I've been hip-deep in the morass that is our Government-Issued/Overseen Health Care for Seniors for the last few months. I did NOT put enough time into it to be sure that I am making good choices, but I plan to monitor the situation, and re-assess as I approach the Open Enrollment period, so I can decide whether to keep that assortment of plans, or change them.
I'm in uncharted waters here. I've only had access to work-connected health insurance, and my choices were limited to a few plans. At most companies, the Benefits department does a reasonably good job of explaining the pros and cons of different plans, making decision much easier.
Two parts of Medicaid were easy - Parts A and B. I signed up for A last year when I turned 65, but didn't add B until I retired. No sweat, there was no real choice to make for these. Same for everyone.

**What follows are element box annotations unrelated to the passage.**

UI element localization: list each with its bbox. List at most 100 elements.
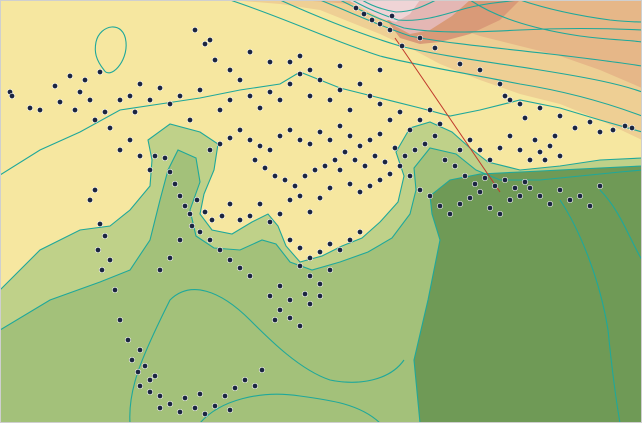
sample-point (99, 266, 106, 273)
sample-point (137, 81, 144, 88)
sample-point (97, 221, 104, 228)
sample-point (296, 262, 303, 269)
sample-point (247, 272, 254, 279)
sample-point (326, 137, 333, 144)
sample-point (152, 372, 159, 379)
sample-point (596, 183, 603, 190)
sample-point (566, 197, 573, 204)
sample-point (258, 366, 265, 373)
sample-point (222, 392, 229, 399)
sample-point (232, 384, 239, 391)
sample-point (296, 52, 303, 59)
sample-point (306, 255, 313, 262)
sample-point (194, 197, 201, 204)
sample-point (351, 157, 358, 164)
sample-point (117, 97, 124, 104)
sample-point (621, 123, 628, 130)
sample-point (97, 69, 104, 76)
sample-point (227, 97, 234, 104)
sample-point (102, 233, 109, 240)
sample-point (207, 237, 214, 244)
sample-point (152, 153, 159, 160)
sample-point (426, 107, 433, 114)
sample-point (366, 183, 373, 190)
sample-point (207, 36, 214, 43)
sample-point (341, 149, 348, 156)
sample-point (368, 16, 375, 23)
sample-point (87, 197, 94, 204)
sample-point (471, 181, 478, 188)
sample-point (112, 286, 119, 293)
sample-point (227, 67, 234, 74)
sample-point (496, 81, 503, 88)
sample-point (167, 400, 174, 407)
sample-point (286, 127, 293, 134)
sample-point (516, 193, 523, 200)
sample-point (356, 81, 363, 88)
sample-point (266, 147, 273, 154)
sample-point (531, 137, 538, 144)
sample-point (431, 133, 438, 140)
sample-point (316, 129, 323, 136)
sample-point (388, 13, 395, 20)
sample-point (501, 177, 508, 184)
sample-point (486, 205, 493, 212)
sample-point (361, 163, 368, 170)
sample-point (506, 133, 513, 140)
sample-point (421, 141, 428, 148)
sample-point (227, 256, 234, 263)
sample-point (536, 193, 543, 200)
sample-point (476, 147, 483, 154)
sample-point (147, 167, 154, 174)
sample-point (536, 105, 543, 112)
sample-point (157, 266, 164, 273)
sample-point (147, 376, 154, 383)
sample-point (336, 87, 343, 94)
sample-point (436, 121, 443, 128)
sample-point (271, 316, 278, 323)
sample-point (252, 382, 259, 389)
sample-point (556, 113, 563, 120)
sample-point (296, 71, 303, 78)
sample-point (571, 125, 578, 132)
sample-point (51, 83, 58, 90)
sample-point (301, 173, 308, 180)
sample-point (316, 249, 323, 256)
sample-point (107, 256, 114, 263)
sample-point (346, 181, 353, 188)
sample-point (182, 394, 189, 401)
sample-point (82, 77, 89, 84)
sample-point (376, 20, 383, 27)
sample-point (227, 201, 234, 208)
sample-point (197, 229, 204, 236)
sample-point (291, 183, 298, 190)
sample-point (596, 129, 603, 136)
sample-point (360, 11, 367, 18)
sample-point (306, 272, 313, 279)
sample-point (536, 149, 543, 156)
sample-point (551, 133, 558, 140)
sample-point (177, 237, 184, 244)
sample-point (326, 266, 333, 273)
sample-point (401, 153, 408, 160)
sample-point (586, 203, 593, 210)
sample-point (127, 93, 134, 100)
sample-point (212, 402, 219, 409)
sample-point (326, 185, 333, 192)
sample-point (137, 382, 144, 389)
sample-point (336, 62, 343, 69)
sample-point (276, 133, 283, 140)
sample-point (167, 169, 174, 176)
sample-point (416, 187, 423, 194)
sample-point (356, 229, 363, 236)
sample-point (371, 153, 378, 160)
sample-point (628, 125, 635, 132)
sample-point (576, 193, 583, 200)
sample-point (296, 322, 303, 329)
sample-point (376, 131, 383, 138)
sample-point (446, 211, 453, 218)
sample-point (276, 97, 283, 104)
sample-point (137, 346, 144, 353)
sample-point (147, 388, 154, 395)
sample-point (411, 147, 418, 154)
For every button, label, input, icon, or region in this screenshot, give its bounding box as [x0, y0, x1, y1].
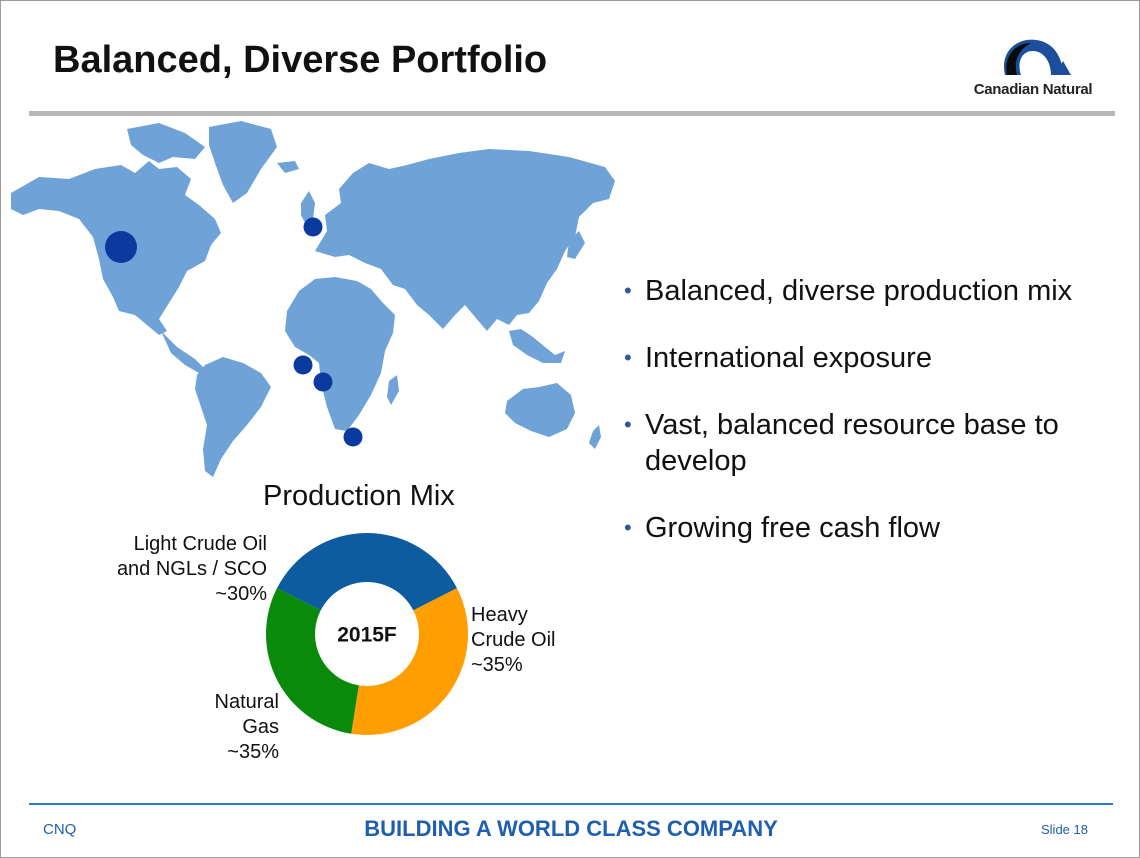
map-marker-south-africa	[343, 427, 363, 447]
slice-label-line: ~35%	[471, 654, 523, 676]
map-marker-gabon	[313, 372, 333, 392]
title-divider	[29, 111, 1115, 116]
bullet-item: • International exposure	[621, 340, 1121, 376]
donut-slice-heavy-crude	[277, 533, 457, 611]
map-markers	[105, 217, 363, 447]
slice-label-heavy-crude: Heavy Crude Oil ~35%	[471, 603, 555, 678]
bullet-dot-icon: •	[624, 412, 632, 437]
footer-ticker: CNQ	[43, 821, 77, 838]
map-land-greenland	[209, 121, 277, 203]
bullet-text: Growing free cash flow	[645, 512, 940, 544]
world-map	[11, 121, 615, 477]
bullet-dot-icon: •	[624, 345, 632, 370]
slice-label-line: Light Crude Oil	[133, 533, 267, 555]
production-mix-donut: 2015F	[266, 533, 468, 735]
bullet-list: • Balanced, diverse production mix • Inter…	[621, 273, 1121, 577]
donut-center-label: 2015F	[337, 624, 397, 647]
slice-label-light-crude: Light Crude Oil and NGLs / SCO ~30%	[91, 532, 267, 607]
page-title: Balanced, Diverse Portfolio	[53, 39, 548, 81]
map-land-japan	[567, 231, 585, 259]
bullet-text: Balanced, diverse production mix	[645, 275, 1073, 307]
map-land-central-america	[161, 331, 205, 373]
logo-mark-icon	[1003, 39, 1071, 75]
donut-slice-light-crude	[266, 588, 359, 734]
bullet-dot-icon: •	[624, 515, 632, 540]
slice-label-line: Gas	[242, 716, 279, 738]
slice-label-line: ~30%	[215, 583, 267, 605]
map-land-madagascar	[387, 375, 399, 405]
slide-number: Slide 18	[1041, 822, 1088, 837]
slice-label-natural-gas: Natural Gas ~35%	[151, 690, 279, 765]
company-logo: Canadian Natural	[959, 35, 1107, 101]
bullet-item: • Vast, balanced resource base to develop	[621, 407, 1085, 479]
map-marker-cote-divoire	[293, 355, 313, 375]
map-land-new-zealand	[589, 425, 601, 449]
map-land-south-america	[195, 357, 271, 477]
slice-label-line: Crude Oil	[471, 629, 556, 651]
footer-tagline: BUILDING A WORLD CLASS COMPANY	[364, 816, 778, 841]
map-land-africa	[285, 277, 395, 431]
map-land-europe-asia	[315, 149, 615, 331]
map-marker-north-america	[105, 231, 137, 263]
map-marker-north-sea	[303, 217, 323, 237]
bullet-text: Vast, balanced resource base to develop	[645, 409, 1059, 477]
donut-slice-natural-gas	[351, 588, 468, 735]
map-land-australia	[505, 383, 575, 437]
bullet-text: International exposure	[645, 342, 932, 374]
map-land-uk	[301, 191, 315, 223]
slice-label-line: ~35%	[227, 741, 279, 763]
bullet-item: • Growing free cash flow	[621, 510, 1121, 546]
chart-title: Production Mix	[263, 480, 455, 512]
slice-label-line: and NGLs / SCO	[116, 558, 267, 580]
map-land-iceland	[277, 161, 299, 173]
map-land-arctic-islands	[127, 123, 205, 163]
map-landmass	[11, 121, 615, 477]
slice-label-line: Heavy	[471, 604, 528, 626]
map-land-southeast-asia	[509, 329, 565, 363]
footer-divider	[29, 803, 1113, 805]
bullet-dot-icon: •	[624, 278, 632, 303]
logo-text: Canadian Natural	[973, 81, 1093, 98]
slice-label-line: Natural	[214, 691, 279, 713]
bullet-item: • Balanced, diverse production mix	[621, 273, 1121, 309]
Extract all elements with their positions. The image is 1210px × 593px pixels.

I spent some time wrestling with which of the alphabeted plans to select, and decided on Plan G - it has coverage for illnesses/accidents out of state and when traveling, which is important to me. As I said, I will be watching my medical expenses closely, and evaluating the situation yearly.
I've selected a Part D plan, which is relatively affordable. Unfortunately, one of my meds - Spiriva - is WAY out of my price league, on ANY plan, so I'm going to have to talk to my pulmonologist about making an alternative selection. I did load up on a 30-day supply while still covered by my current plan, so I'll have time to make that appointment and change meds.
This is NOT an easy process, if you don't have access to a subsidized health plan or retirees. Even if you do, you have to weigh cost/benefits very carefully. I'm not satisfied that my choices were the best, but, do to time constraints, I'm going to have to roll the dice with what I've got.